Dewil (who also scripted) is clearly a fan of such classic wronged-man noirs as “D.O.A.” and “The 39 Steps,” which “Vehicle 19” echoes in spirit if not in narrative or visual craftsmanship. The screenplay labors to convince us that Michael has nowhere to turn — not even to his own ex-wife — because the police can’t be trusted and his own criminal record tarnishes his credibility. Meanwhile, Rachel the prosecutor says there’s only one judge in the whole country she trusts with her testimony — a judge who, conveniently for most of the pic’s running time, proves unreachable by phone until the very moment that Michael’s battery is dying.

None of it is especially convincing, though you wouldn’t have as much time to study the plot holes if “Vehicle 19” were more of a taut, race-against-the-clock thriller. But Dewil opts for a moodier touch, perhaps reaching for the existential vibe of a “Two Lane Blacktop” or “Drive,” with Michael occasionally putting pedal to the metal, but just as often looping around aimlessly, plotting his next move.
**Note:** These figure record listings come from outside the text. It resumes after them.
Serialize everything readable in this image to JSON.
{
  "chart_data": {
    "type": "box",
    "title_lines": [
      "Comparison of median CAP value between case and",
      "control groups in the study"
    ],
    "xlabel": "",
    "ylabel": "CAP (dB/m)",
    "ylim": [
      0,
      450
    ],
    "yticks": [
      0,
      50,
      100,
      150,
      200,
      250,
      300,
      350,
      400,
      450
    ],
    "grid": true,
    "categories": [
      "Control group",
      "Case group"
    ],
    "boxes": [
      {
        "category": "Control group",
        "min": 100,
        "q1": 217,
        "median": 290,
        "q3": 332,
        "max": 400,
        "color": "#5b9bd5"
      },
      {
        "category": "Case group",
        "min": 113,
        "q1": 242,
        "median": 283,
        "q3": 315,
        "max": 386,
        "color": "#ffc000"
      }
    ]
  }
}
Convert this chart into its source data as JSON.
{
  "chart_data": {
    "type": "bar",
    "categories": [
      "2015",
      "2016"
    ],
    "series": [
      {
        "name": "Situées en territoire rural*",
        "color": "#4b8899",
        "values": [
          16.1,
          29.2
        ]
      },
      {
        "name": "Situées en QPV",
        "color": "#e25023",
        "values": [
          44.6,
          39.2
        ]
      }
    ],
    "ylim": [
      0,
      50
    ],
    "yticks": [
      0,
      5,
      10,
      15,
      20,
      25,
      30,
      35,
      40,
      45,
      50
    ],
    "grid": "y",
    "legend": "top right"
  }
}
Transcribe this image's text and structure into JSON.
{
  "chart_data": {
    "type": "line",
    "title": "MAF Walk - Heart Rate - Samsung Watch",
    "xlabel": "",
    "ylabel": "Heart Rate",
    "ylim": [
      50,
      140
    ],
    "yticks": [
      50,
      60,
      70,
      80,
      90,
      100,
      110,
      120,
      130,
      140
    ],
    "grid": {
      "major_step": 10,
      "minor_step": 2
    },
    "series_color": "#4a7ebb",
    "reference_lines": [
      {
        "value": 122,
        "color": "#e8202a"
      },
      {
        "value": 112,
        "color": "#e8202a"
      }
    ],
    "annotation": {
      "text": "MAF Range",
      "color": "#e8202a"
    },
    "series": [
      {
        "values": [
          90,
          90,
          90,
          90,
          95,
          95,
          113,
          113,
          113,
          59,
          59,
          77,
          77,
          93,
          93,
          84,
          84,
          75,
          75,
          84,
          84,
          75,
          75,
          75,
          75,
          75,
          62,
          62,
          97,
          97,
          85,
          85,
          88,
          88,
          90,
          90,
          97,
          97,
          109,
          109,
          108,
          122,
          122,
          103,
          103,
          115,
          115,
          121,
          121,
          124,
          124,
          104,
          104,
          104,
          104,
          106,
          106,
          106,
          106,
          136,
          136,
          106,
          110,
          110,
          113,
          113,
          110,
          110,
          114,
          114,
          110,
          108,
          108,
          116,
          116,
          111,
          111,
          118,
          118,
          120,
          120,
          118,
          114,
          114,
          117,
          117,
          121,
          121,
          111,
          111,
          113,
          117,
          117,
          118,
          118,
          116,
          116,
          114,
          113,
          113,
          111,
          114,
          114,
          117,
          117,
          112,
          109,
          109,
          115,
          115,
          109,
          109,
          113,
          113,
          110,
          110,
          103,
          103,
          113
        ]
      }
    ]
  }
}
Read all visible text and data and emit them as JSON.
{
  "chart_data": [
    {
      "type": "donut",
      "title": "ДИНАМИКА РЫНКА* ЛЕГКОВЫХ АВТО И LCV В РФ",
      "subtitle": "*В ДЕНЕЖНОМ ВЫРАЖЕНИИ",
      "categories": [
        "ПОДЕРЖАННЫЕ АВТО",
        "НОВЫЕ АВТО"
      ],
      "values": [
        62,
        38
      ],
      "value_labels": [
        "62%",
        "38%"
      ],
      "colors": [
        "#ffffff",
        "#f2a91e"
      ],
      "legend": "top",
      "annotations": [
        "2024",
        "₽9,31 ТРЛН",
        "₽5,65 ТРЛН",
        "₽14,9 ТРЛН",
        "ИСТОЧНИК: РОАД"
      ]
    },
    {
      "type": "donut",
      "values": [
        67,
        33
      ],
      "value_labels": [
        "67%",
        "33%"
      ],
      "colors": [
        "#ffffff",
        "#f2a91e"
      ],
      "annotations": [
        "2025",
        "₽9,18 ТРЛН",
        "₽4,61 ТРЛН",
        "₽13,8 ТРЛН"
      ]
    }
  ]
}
In one needless longueur, he hits up some roadside graffiti artists to give his ride a new paint job; in another, at what should arguably be the pic’s height of dramatic tension, he ducks the authorities in what seems like the world’s slowest car wash.

That the movie manages to stay even modestly involving is a testament to Walker, who’s never going to win awards for his acting, but who has grown into a more comfortable, charismatic screen presence over time, especially as his once-gleaming baby-faced looks have given way to a weary, leathery gruffness.

Pic tries but never quite succeeds at concealing its budgetary restrictions, particularly in some conspicuously low-res CG effects that appear during Michael’s climactic race to the steps of the Joburg courthouse.